A simple and effective way to evaluate leadership ideas and actions, this pragmatic concept helps me swiftly classify what type of executive I am hired to support: A map leader adheres to well-worn roads and can only go where others have gone before. They follow predetermined routes, and good luck changing their mind, even at the earliest stage when an idea looks problematic on paper. When dealing with that kind of leader, I just do the best I can with what’s in front of me, saving my suggestions to assist the team charged with executing the strategy, flaws and all.
Geeks represent compass leadership, and once they can determine the general direction culture is going, they are willing to find a path of their own making, even if the terrain is unfamiliar. Working on their strategic decks is more collaboratively productive because these leaders are attuned to the possibilities and uncertainty of discovery, making them flexible about how to reach their destination.
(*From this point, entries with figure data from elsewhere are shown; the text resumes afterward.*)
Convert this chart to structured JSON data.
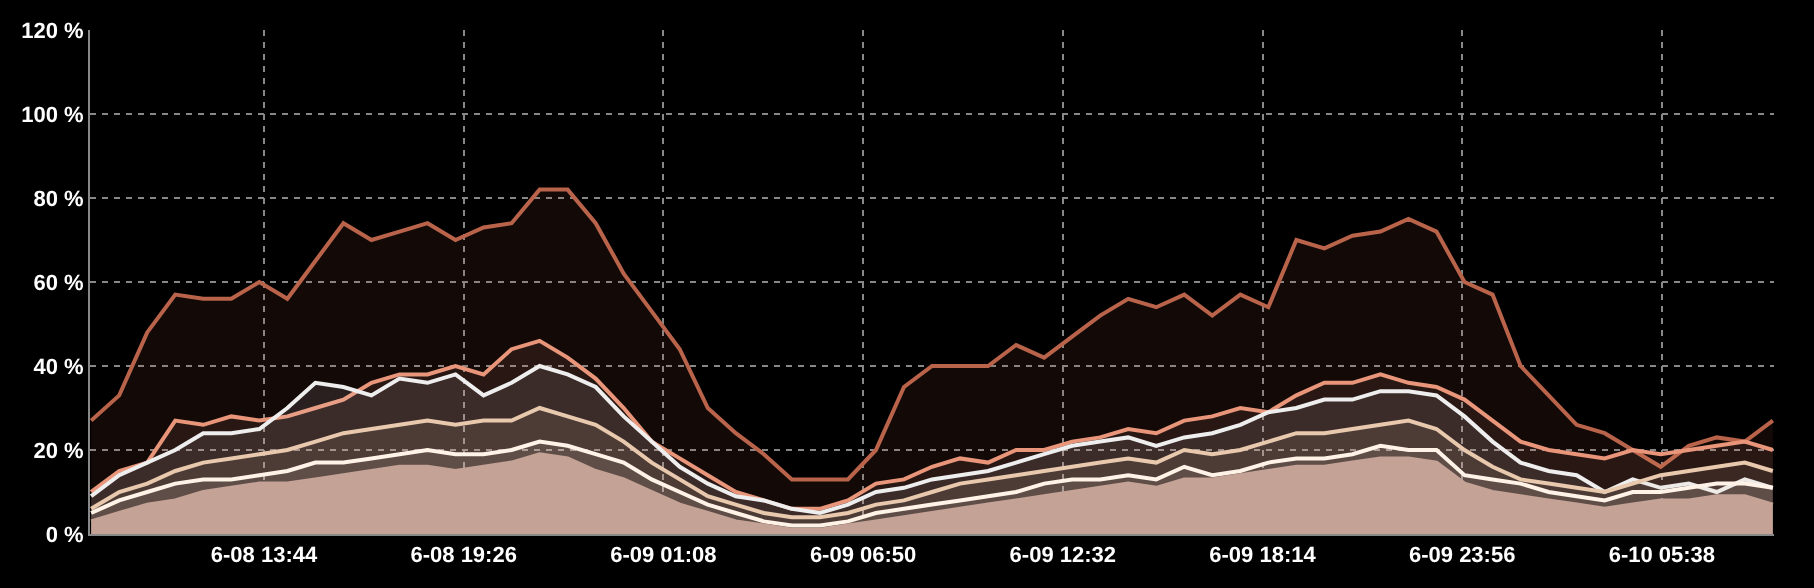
{
  "chart_data": {
    "type": "area",
    "x": [
      "--06-08T08:48",
      "--06-08T09:36",
      "--06-08T10:24",
      "--06-08T11:12",
      "--06-08T12:00",
      "--06-08T12:48",
      "--06-08T13:36",
      "--06-08T14:24",
      "--06-08T15:12",
      "--06-08T16:00",
      "--06-08T16:48",
      "--06-08T17:36",
      "--06-08T18:24",
      "--06-08T19:12",
      "--06-08T20:00",
      "--06-08T20:48",
      "--06-08T21:36",
      "--06-08T22:24",
      "--06-08T23:12",
      "--06-09T00:00",
      "--06-09T00:48",
      "--06-09T01:36",
      "--06-09T02:24",
      "--06-09T03:12",
      "--06-09T04:00",
      "--06-09T04:48",
      "--06-09T05:36",
      "--06-09T06:24",
      "--06-09T07:12",
      "--06-09T08:00",
      "--06-09T08:48",
      "--06-09T09:36",
      "--06-09T10:24",
      "--06-09T11:12",
      "--06-09T12:00",
      "--06-09T12:48",
      "--06-09T13:36",
      "--06-09T14:24",
      "--06-09T15:12",
      "--06-09T16:00",
      "--06-09T16:48",
      "--06-09T17:36",
      "--06-09T18:24",
      "--06-09T19:12",
      "--06-09T20:00",
      "--06-09T20:48",
      "--06-09T21:36",
      "--06-09T22:24",
      "--06-09T23:12",
      "--06-10T00:00",
      "--06-10T00:48",
      "--06-10T01:36",
      "--06-10T02:24",
      "--06-10T03:12",
      "--06-10T04:00",
      "--06-10T04:48",
      "--06-10T05:36",
      "--06-10T06:24",
      "--06-10T07:12",
      "--06-10T08:00",
      "--06-10T08:48"
    ],
    "series": [
      {
        "color": "#b9644a",
        "values": [
          27,
          33,
          48,
          57,
          56,
          56,
          60,
          56,
          65,
          74,
          70,
          72,
          74,
          70,
          73,
          74,
          82,
          82,
          74,
          62,
          53,
          44,
          30,
          24,
          19,
          13,
          13,
          13,
          20,
          35,
          40,
          40,
          40,
          45,
          42,
          47,
          52,
          56,
          54,
          57,
          52,
          57,
          54,
          70,
          68,
          71,
          72,
          75,
          72,
          60,
          57,
          40,
          33,
          26,
          24,
          20,
          16,
          21,
          23,
          22,
          27
        ]
      },
      {
        "color": "#e8957a",
        "values": [
          10,
          15,
          17,
          27,
          26,
          28,
          27,
          28,
          30,
          32,
          36,
          38,
          38,
          40,
          38,
          44,
          46,
          42,
          37,
          30,
          22,
          18,
          14,
          10,
          8,
          6,
          6,
          8,
          12,
          13,
          16,
          18,
          17,
          20,
          20,
          22,
          23,
          25,
          24,
          27,
          28,
          30,
          29,
          33,
          36,
          36,
          38,
          36,
          35,
          32,
          27,
          22,
          20,
          19,
          18,
          20,
          19,
          20,
          21,
          22,
          20
        ]
      },
      {
        "color": "#eeeeee",
        "values": [
          9,
          14,
          17,
          20,
          24,
          24,
          25,
          30,
          36,
          35,
          33,
          37,
          36,
          38,
          33,
          36,
          40,
          38,
          35,
          28,
          22,
          16,
          12,
          9,
          8,
          6,
          5,
          7,
          10,
          11,
          13,
          14,
          15,
          17,
          19,
          21,
          22,
          23,
          21,
          23,
          24,
          26,
          29,
          30,
          32,
          32,
          34,
          34,
          33,
          28,
          22,
          17,
          15,
          14,
          10,
          13,
          11,
          12,
          10,
          13,
          11
        ]
      },
      {
        "color": "#e9c9ae",
        "values": [
          6,
          10,
          12,
          15,
          17,
          18,
          19,
          20,
          22,
          24,
          25,
          26,
          27,
          26,
          27,
          27,
          30,
          28,
          26,
          22,
          17,
          13,
          9,
          7,
          5,
          4,
          4,
          5,
          7,
          8,
          10,
          12,
          13,
          14,
          15,
          16,
          17,
          18,
          17,
          20,
          19,
          20,
          22,
          24,
          24,
          25,
          26,
          27,
          25,
          20,
          16,
          13,
          12,
          11,
          10,
          12,
          14,
          15,
          16,
          17,
          15
        ]
      },
      {
        "color": "#fff2e6",
        "values": [
          5,
          8,
          10,
          12,
          13,
          13,
          14,
          15,
          17,
          17,
          18,
          19,
          20,
          19,
          19,
          20,
          22,
          21,
          19,
          17,
          13,
          10,
          7,
          5,
          3,
          2,
          2,
          3,
          5,
          6,
          7,
          8,
          9,
          10,
          12,
          13,
          13,
          14,
          13,
          16,
          14,
          15,
          17,
          18,
          18,
          19,
          21,
          20,
          20,
          14,
          13,
          12,
          10,
          9,
          8,
          10,
          10,
          11,
          12,
          12,
          11
        ]
      },
      {
        "color": "#c4a295",
        "values": [
          3,
          5,
          7,
          8,
          10,
          11,
          12,
          12,
          13,
          14,
          15,
          16,
          16,
          15,
          16,
          17,
          19,
          18,
          15,
          13,
          10,
          7,
          5,
          3,
          2,
          1,
          1,
          2,
          3,
          4,
          5,
          6,
          7,
          8,
          9,
          10,
          11,
          12,
          11,
          13,
          13,
          14,
          15,
          16,
          16,
          17,
          18,
          18,
          17,
          12,
          10,
          9,
          8,
          7,
          6,
          7,
          8,
          8,
          9,
          9,
          7
        ]
      }
    ],
    "xlim": [
      "--06-08T08:46",
      "--06-10T08:50"
    ],
    "xticks": [
      {
        "value": "--06-08T13:44",
        "label": "6-08 13:44"
      },
      {
        "value": "--06-08T19:26",
        "label": "6-08 19:26"
      },
      {
        "value": "--06-09T01:08",
        "label": "6-09 01:08"
      },
      {
        "value": "--06-09T06:50",
        "label": "6-09 06:50"
      },
      {
        "value": "--06-09T12:32",
        "label": "6-09 12:32"
      },
      {
        "value": "--06-09T18:14",
        "label": "6-09 18:14"
      },
      {
        "value": "--06-09T23:56",
        "label": "6-09 23:56"
      },
      {
        "value": "--06-10T05:38",
        "label": "6-10 05:38"
      }
    ],
    "ylim": [
      0,
      120
    ],
    "yticks": [
      {
        "value": 0,
        "label": "0 %"
      },
      {
        "value": 20,
        "label": "20 %"
      },
      {
        "value": 40,
        "label": "40 %"
      },
      {
        "value": 60,
        "label": "60 %"
      },
      {
        "value": 80,
        "label": "80 %"
      },
      {
        "value": 100,
        "label": "100 %"
      },
      {
        "value": 120,
        "label": "120 %"
      }
    ],
    "grid": true
  }
}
With the obvious caveat that company problems are never single rooted, I have a few examples of map/compass leadership issues that I witnessed first-hand.
Navigating Big Retail
Working for a newly appointed compass CEO at an iconic preppy American apparel company where the map-style predecessor couldn’t let go and remained on the board was like watching two cars trying to park in the same spot, immobilizing traffic on all sides and blocking progress. I also watched an American big-box bed and bath institution declare bankruptcy because the “turnaround” CEO, most likely hired because the board mistook him for a compass when he was really a map, was not capable of a generating a strategy to target that company’s specific customers. Instead, he mechanically implemented the merchandise tactics that had been successful in his former position at a rival retailer, driving shoppers away and crashing a 50-year-old company in less than three years.
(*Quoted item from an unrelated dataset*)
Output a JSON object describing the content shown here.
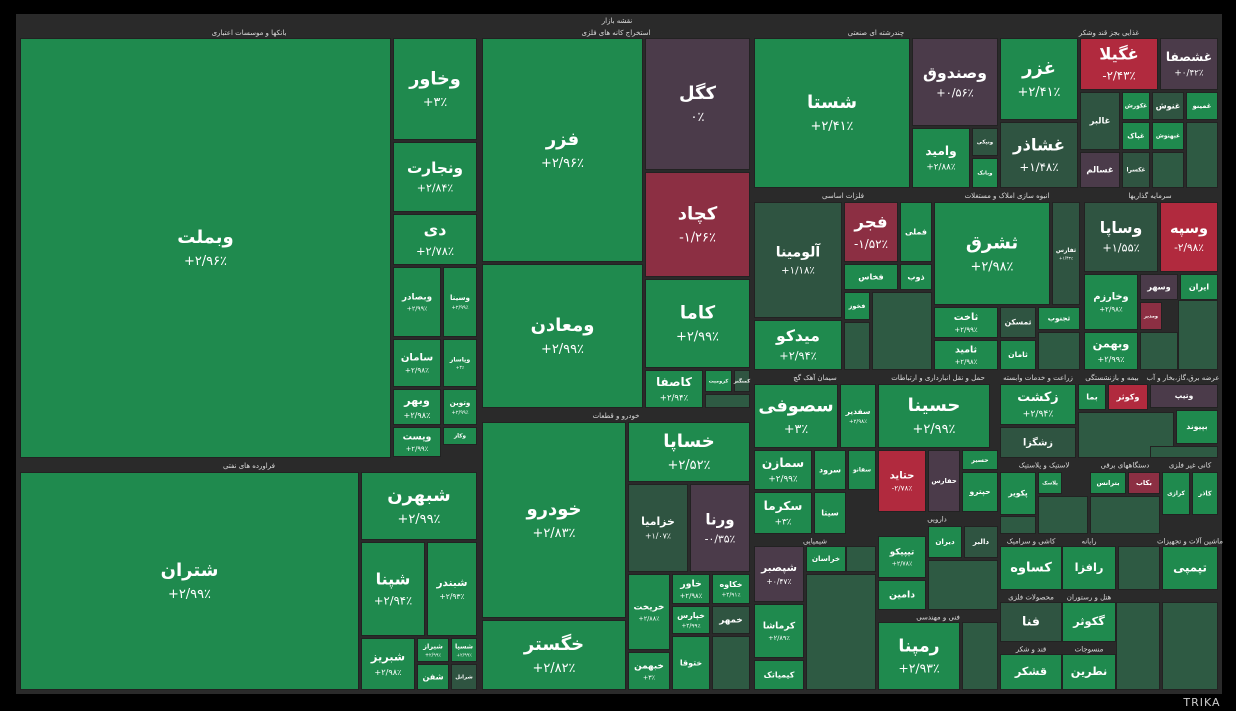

There are also examples where I have not been behind the scenes, but observed and applied the Map-Compass theory strictly from the outside.
In February 2020, under the compass leadership CEO, the first hired from outside the company, L.L. Bean showed up on the catwalk for the first time at New York’s Fashion Week in collaboration with Todd Snyder. A century-old utilitarian heritage brand meeting the influence of a designer known for his relaxed, modern way with classic American menswear turned function into fashion: intelligent and relevant. And in Covid-bound October 2020, when the outdoors held a special allure, the same CEO made a limited section of branded gear available on a third-party site (Zappos), which heritage retailers were loath to do at the time.
The Hybrid Ideal
To me, retail map leaders are any executives with no regard or respect for the ongoing consumer culture shifts in this volatile new age, easily evidenced by missteps like tone-deaf marketing emails that plead, “Spend more to save more.” In financial call transcripts, they inevitably blame waning numbers on the economy—irresponsible in an election year—or blame their customers—as though, somehow, we aren’t shopping enough. Their regressive mindset and data blindness is even more apparent when compared to the visionary statement made by Uniglo founder and CEO Tadashi Yanai during his year-end earnings call, when the forecast was an 18% growth: “People are looking to reduce surplus things and frills and live simply in their own way.” Compass. Big time.
My favorite example is a map and compass hybrid: CeraVe skin care ads, featuring the deadpan actor, Michael Cera. What might have been a run-of-the mill celebrity endorsement (map) became a clever, comedic put down (compass), with the company reassuring us that despite what he might claim, Cera is not the founder of CeraVe, reinforced on their website with an X-ed out portrait of the actor, alongside this message: “Developed with Dermatologists. Not Michael Cera. He’s not a dermatologist.” I’ve never worked with the compass leaders who said yes to that idea, but I would have loved to be in the room for that discussion.